La voix de Tony Stark est douce-amère sur sa langue, et il noie le goût sous le whisky trop cher qu'il ne déguste même plus.


« Et donc ouais, voilà, Jarvis il était tellement tout pour moi, parce que j'avais pas grand-chose d'autre. C'était mon seul ami. Il m'envoyait des lettres, parfois, au MIT, et les autres se foutaient de ma gueule parce qu'ils croyaient que c'était mon petit ami ou j'sais pas quoi.

J'ai jamais démenti parce que de toute façon c'étaient tous de parfaits crétins. Mais encore une fois, le monde entier est un crétin à côté de moi.

Ma deuxième année au MIT s'est à peu près déroulé comme la première. Le taf, les bonnes notes, les gens qui me détestent, l'argent à outrance et les lettres de Jarvis pour me rappeler de penser à manger et d'appeler ma mère pour son anniversaire. Le petit Tony Stark qui se démène derrière la vitre, dans l'espoir d'attraper l'attention de son paternel, qui agite les bras, les jambes, et qui essaye même de se mettre à clignoter en vain. Pour rien, jamais, pour rien. Nada. Ça n'a jamais marché.

Il était trop pris dans son propre travail, ses propres inventions, trop pris par lui-même pour accorder l'attention que demandait son fils.

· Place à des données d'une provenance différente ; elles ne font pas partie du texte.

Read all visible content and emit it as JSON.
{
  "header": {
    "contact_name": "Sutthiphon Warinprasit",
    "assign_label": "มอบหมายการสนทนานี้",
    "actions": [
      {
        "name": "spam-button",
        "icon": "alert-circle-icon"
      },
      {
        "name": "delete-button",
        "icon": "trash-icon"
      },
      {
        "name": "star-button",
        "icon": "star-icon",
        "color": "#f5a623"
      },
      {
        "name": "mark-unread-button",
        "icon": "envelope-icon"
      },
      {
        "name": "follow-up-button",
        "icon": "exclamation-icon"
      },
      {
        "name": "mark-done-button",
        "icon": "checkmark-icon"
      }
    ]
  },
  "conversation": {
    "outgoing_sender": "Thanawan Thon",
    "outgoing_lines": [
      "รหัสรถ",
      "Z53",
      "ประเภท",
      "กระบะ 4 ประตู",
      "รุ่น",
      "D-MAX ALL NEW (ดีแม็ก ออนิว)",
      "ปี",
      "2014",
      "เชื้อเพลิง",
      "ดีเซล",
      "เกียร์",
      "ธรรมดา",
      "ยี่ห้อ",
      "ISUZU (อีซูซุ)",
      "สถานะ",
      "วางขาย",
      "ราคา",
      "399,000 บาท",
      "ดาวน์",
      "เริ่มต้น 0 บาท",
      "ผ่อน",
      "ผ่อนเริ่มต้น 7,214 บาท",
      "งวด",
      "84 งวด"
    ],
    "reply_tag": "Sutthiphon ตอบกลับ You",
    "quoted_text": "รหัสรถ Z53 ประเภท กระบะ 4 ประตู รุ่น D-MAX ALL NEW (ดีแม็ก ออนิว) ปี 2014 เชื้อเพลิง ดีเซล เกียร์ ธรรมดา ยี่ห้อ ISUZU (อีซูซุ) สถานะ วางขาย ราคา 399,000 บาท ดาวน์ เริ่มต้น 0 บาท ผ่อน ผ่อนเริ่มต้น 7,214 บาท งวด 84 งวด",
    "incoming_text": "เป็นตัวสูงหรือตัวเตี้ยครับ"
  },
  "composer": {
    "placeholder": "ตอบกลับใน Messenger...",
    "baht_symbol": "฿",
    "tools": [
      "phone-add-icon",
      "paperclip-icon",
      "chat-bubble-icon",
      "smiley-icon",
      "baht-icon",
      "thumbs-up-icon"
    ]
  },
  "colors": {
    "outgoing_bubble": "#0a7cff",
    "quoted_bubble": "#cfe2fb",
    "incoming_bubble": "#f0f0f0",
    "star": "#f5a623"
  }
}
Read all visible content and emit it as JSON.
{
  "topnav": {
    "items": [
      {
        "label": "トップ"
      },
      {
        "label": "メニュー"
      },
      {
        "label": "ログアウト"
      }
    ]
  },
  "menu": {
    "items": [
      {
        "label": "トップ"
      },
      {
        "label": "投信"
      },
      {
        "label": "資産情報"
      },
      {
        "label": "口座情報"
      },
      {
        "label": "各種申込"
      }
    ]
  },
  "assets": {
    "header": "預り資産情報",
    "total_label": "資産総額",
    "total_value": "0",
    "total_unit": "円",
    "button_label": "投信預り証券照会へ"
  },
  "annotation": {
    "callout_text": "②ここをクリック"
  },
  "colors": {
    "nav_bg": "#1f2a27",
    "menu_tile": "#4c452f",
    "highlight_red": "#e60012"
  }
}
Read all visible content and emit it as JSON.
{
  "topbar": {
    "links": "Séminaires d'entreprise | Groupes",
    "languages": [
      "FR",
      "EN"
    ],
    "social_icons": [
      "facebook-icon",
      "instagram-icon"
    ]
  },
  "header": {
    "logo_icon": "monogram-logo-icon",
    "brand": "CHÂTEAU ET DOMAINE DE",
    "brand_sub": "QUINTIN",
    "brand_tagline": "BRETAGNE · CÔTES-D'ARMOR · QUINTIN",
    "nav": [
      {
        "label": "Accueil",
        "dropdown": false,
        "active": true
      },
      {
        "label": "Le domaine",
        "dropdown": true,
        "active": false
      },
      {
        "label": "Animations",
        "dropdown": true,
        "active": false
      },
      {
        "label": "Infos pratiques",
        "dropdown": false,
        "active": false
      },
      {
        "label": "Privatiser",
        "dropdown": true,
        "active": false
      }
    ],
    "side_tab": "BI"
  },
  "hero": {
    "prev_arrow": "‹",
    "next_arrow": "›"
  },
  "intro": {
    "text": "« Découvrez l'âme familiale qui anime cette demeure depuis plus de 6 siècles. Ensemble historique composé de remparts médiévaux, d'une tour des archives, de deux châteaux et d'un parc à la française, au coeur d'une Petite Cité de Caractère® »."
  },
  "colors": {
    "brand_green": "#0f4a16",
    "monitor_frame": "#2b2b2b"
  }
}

Il a tellement voulu faire de moi le parfait successeur, l'héritier modèle, il a tellement cherché à ce que je le dépasse en tout afin de pouvoir poursuivre son œuvre, qu'il en a oublié de faire de moi une vraie personne. Il m'a construit comme il construisait ses robots, et je ne sais pas pourquoi ma mère l'a laissé faire. Ou peut-être qu'elle ne l'a pas fait. Peut-être qu'elle m'a aimé, vraiment. Je me souviens de ses bras, ou de la chaleur de ses baisers. Peut-être que c'est juste Howard qui contrôlait tout. Peut-être que je suis juste capable de me souvenir de sa froideur à lui.

C'est triste. P't'être que mon père m'a tellement bousillé de partout que j'en ai oublié l'amour de ma mère. Ça me dégoûte Jarvis. Je me dégoûte parfois. Parce que j'ai juste l'impression d'être une autre des inventions d'Howard Stark, et putain, ça fait mal. Ça fait tellement mal.

J'ai un bout de ferraille encastré dans la poitrine, comme un putain de robot. Comme le putain de robot que mon père voulait que je devienne.

Tu vois finalement, Papa, j'ai réussi hein ! J'ai réussi à devenir exactement ce que tu voulais ! Un putain de robot, tout seul dans son atelier, et tout ce que je sais faire, c'est tout foirer autour de moi et rester seul ! Tout ce que je sais faire, c'est bricoler des trucs, mais alors pour tout le reste, j'suis juste un putain d'incapable, un putain d'asocial, et même mes supposés amis me le disent ! Même Pepper elle le dit. Tiens, écoute comme je l'imite bien :

Oh Tony, Tony, tu es tellement désespérant. Tu ne peux rien faire normalement hein ? Tu ne peux pas ne serait-ce qu'essayer. T'es une bombe à retardement Tony, quoi tu fasses, où que tu sois, tu finis toujours par exploser et tout faire foirer. Comment veux-tu qu'on fasse Tony, qu'est-ce que tu veux qu'on fasse de toi ? Tout ce que tu sais faire, c'est tout foutre en l'air.

Hein que je la fais bien.

Alors bon voilà, en gros, la deuxième année, ça a ressemblé à ça. Tony qui essaye de pas tout foutre en l'air et papa qui s'en fout.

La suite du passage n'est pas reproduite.